こんばんは、mxTTnzhmでございます。
今日は伯爵の誕生日祝いと聞いて(ry
ではどうぞ。
420
:
jelly roll 01/02
:2010/11/11(木) 19:02:45 ID:HAXGMitU
「ねえ、知ってる?」
いつもの戦闘後。
回収班のトラックに揺られながら、クルピンスキーは疲れ切った表情のニパと直枝に声を掛けた。
「知らないし聞きたくもない」
口を揃えるニパと直枝に、クルピンスキーはにじり寄って嬉しそうに言った。
「明日はボクの誕生日なんだよ。お祝い楽しみにして……って何でボクの顔を見てくれないのかな」
「はいはいおめでとおめでと」
「祝いついでに、下原に納豆作って貰うか」
「あのねえ君達……、ボクがこの地に生まれ出たこの偉大にして神聖なる日を、一体何だと思ってるんだい?」
「非番の日」
「そう言えばそうだ。非番だな」
ニパと直枝は顔を見合わせて言った。
「いや、だからボクを楽しませてくれないかな」
「伯爵は言う事がいちいちエロく聞こえるから困るんだよ……あ、もうすぐ基地だ」
三人の会話はそこで終わった。
夕食の席でも、クルピンスキーは自分の誕生日の事を周囲に言って回った。
「はあ。中尉の誕生日ですか。おめでとうございます」
「そう、世界で一番おめでたいんだよ。だからジョゼ、ボクと一緒に……」
「ごめんなさい」
「ははは、えらく素早いストレートだなあ。じゃあ定子ちゃん、ボクに何かお祝いくれるかい?」
「この前作った納豆がそろそろ食べ頃なので、如何でしょう?」
「うっ……扶桑の腐敗した豆はちょっとね。ナオちゃんにプレゼントするよ」
珍しくたじろぐクルピンスキー。
「クルピンスキー中尉」
「はい、なんでしょう熊さん?」
「ちゃんと名前と階級を付けて呼びなさい」
「ああすいませんサーシャ大尉。で、何か?」
「明日は飛行訓練が有りますから、決して無断外出などしない様に」
「あっれぇ? 前に、外出願いの届け、出したよね?」
「却下されました」
「そんなあ。酷いな、みんなして」
クルピンスキーはすました顔で食事を取るロスマンとラルの方を見た。
二人のノーリアクションぶりに、流石の伯爵もやれやれと愚痴をこぼしながら部屋に戻った。
翌日。
司令所がにわかに慌ただしくなった。
「飛行訓練中のクルピンスキー中尉が、失踪?」
「いや、訓練エリアの先で、小型ネウロイと遭遇したらしい。迎撃に向かった現地部隊と合流した可能性も有る。現在情報収集中だ」
ラルにロスマン、サーシャが情報確認に追われる。
「オレ達は出なくて良いのか?」
突然、ひょいと顔を出した直枝。サーシャはほんの少しの微笑を送ったあと、真面目な顔を作って言った。

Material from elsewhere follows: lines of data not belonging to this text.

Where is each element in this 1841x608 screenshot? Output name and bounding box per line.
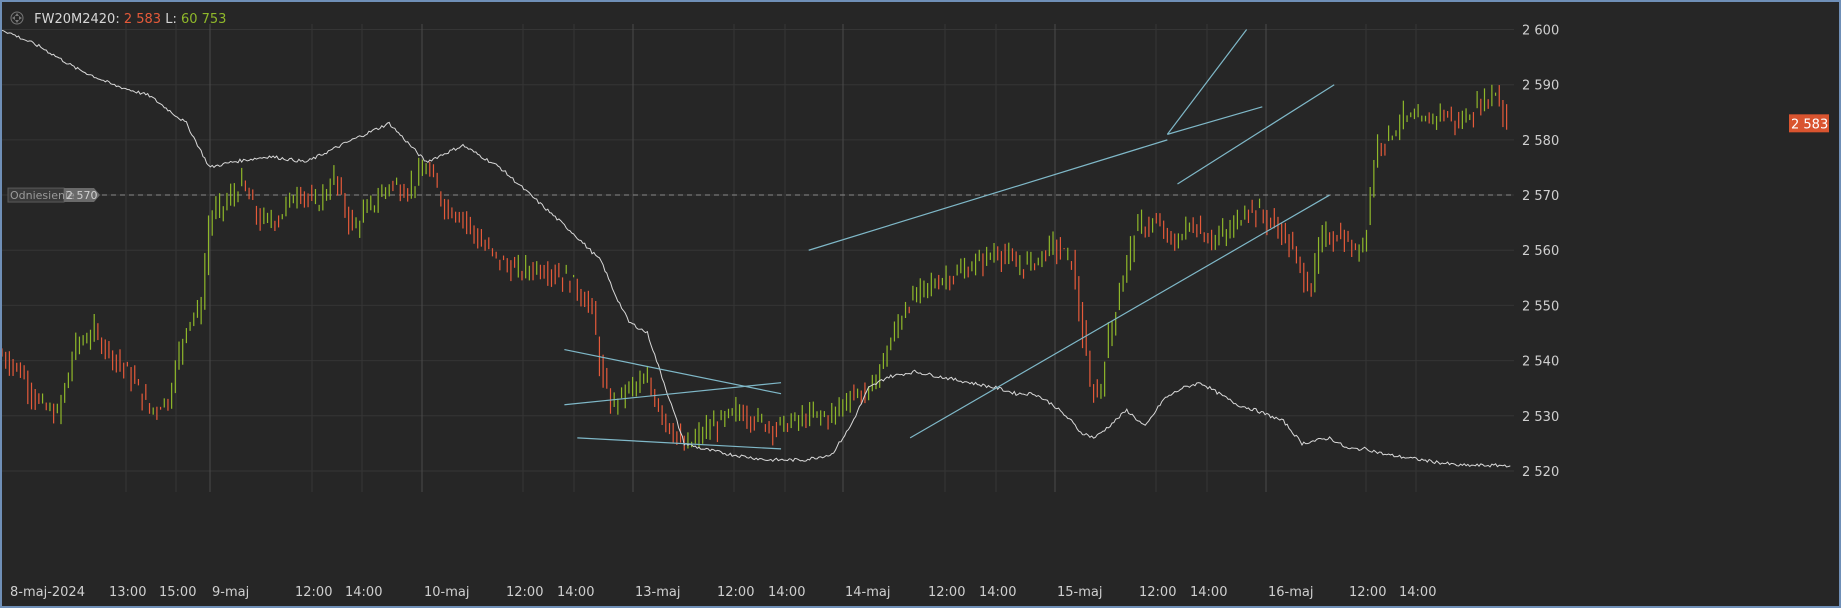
reference-value: 2 570 bbox=[66, 189, 98, 202]
x-tick-label: 14:00 bbox=[345, 585, 382, 600]
y-tick-label: 2 520 bbox=[1522, 465, 1559, 480]
reference-tag: Odniesienie 2 570 bbox=[7, 187, 100, 203]
x-tick-label: 14:00 bbox=[1190, 585, 1227, 600]
y-tick-label: 2 530 bbox=[1522, 410, 1559, 425]
chart-header: FW20M2420: 2 583 L: 60 753 bbox=[10, 11, 226, 27]
x-tick-label: 14-maj bbox=[845, 585, 890, 600]
y-tick-label: 2 540 bbox=[1522, 355, 1559, 370]
move-icon[interactable] bbox=[10, 11, 24, 25]
y-tick-label: 2 590 bbox=[1522, 79, 1559, 94]
y-tick-label: 2 570 bbox=[1522, 189, 1559, 204]
trendline[interactable] bbox=[1177, 84, 1335, 185]
x-tick-label: 14:00 bbox=[557, 585, 594, 600]
x-tick-label: 9-maj bbox=[212, 585, 249, 600]
x-tick-label: 8-maj-2024 bbox=[10, 585, 85, 600]
x-tick-label: 10-maj bbox=[424, 585, 469, 600]
x-tick-label: 12:00 bbox=[1349, 585, 1386, 600]
y-tick-label: 2 550 bbox=[1522, 299, 1559, 314]
x-tick-label: 12:00 bbox=[295, 585, 332, 600]
trendline[interactable] bbox=[564, 348, 782, 395]
x-tick-label: 14:00 bbox=[1399, 585, 1436, 600]
x-tick-label: 12:00 bbox=[506, 585, 543, 600]
x-tick-label: 13:00 bbox=[109, 585, 146, 600]
x-tick-label: 14:00 bbox=[979, 585, 1016, 600]
x-tick-label: 12:00 bbox=[1139, 585, 1176, 600]
volume-label: L: bbox=[165, 12, 177, 27]
last-price: 2 583 bbox=[123, 12, 162, 27]
x-tick-label: 15-maj bbox=[1057, 585, 1102, 600]
price-axis: 2 600 2 590 2 580 2 570 2 560 2 550 2 540 2 530… bbox=[1522, 24, 1559, 480]
session-separators bbox=[209, 24, 1267, 492]
trendline[interactable] bbox=[1167, 106, 1263, 135]
comparison-line bbox=[2, 29, 1511, 468]
last-price-tag: 2 583 bbox=[1789, 114, 1829, 133]
x-tick-label: 15:00 bbox=[159, 585, 196, 600]
volume-value: 60 753 bbox=[180, 12, 227, 27]
x-tick-label: 12:00 bbox=[928, 585, 965, 600]
x-tick-label: 14:00 bbox=[768, 585, 805, 600]
chart-canvas[interactable]: 2 600 2 590 2 580 2 570 2 560 2 550 2 540 2 530… bbox=[2, 2, 1839, 606]
svg-text:2 583: 2 583 bbox=[1791, 117, 1828, 132]
chart-window: 2 600 2 590 2 580 2 570 2 560 2 550 2 540 2 530… bbox=[0, 0, 1841, 608]
trendline[interactable] bbox=[577, 437, 782, 450]
y-tick-label: 2 560 bbox=[1522, 244, 1559, 259]
symbol-name: FW20M2420 bbox=[34, 12, 116, 27]
x-tick-label: 13-maj bbox=[635, 585, 680, 600]
x-tick-label: 16-maj bbox=[1268, 585, 1313, 600]
time-axis: 8-maj-2024 13:00 15:00 9-maj 12:00 14:00 10-ma… bbox=[10, 585, 1436, 600]
trendline[interactable] bbox=[564, 382, 782, 406]
trendline[interactable] bbox=[909, 194, 1330, 439]
x-tick-label: 12:00 bbox=[717, 585, 754, 600]
y-tick-label: 2 600 bbox=[1522, 24, 1559, 39]
y-tick-label: 2 580 bbox=[1522, 134, 1559, 149]
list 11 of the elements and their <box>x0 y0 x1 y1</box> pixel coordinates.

「ひとまず、別命あるまで待機をお願いします。ニパさんとジョゼさんにも伝えて下さい」
「了解した」
直枝は駆け出した。
「管野も、何だかんだで仲間の事は気になる様だな」
「良い傾向です」
ラルの言葉に、ロスマンは頷いた。
その日の夜遅く、現地部隊からのトラックに揺られ、クルピンスキーは502基地に戻ってきた。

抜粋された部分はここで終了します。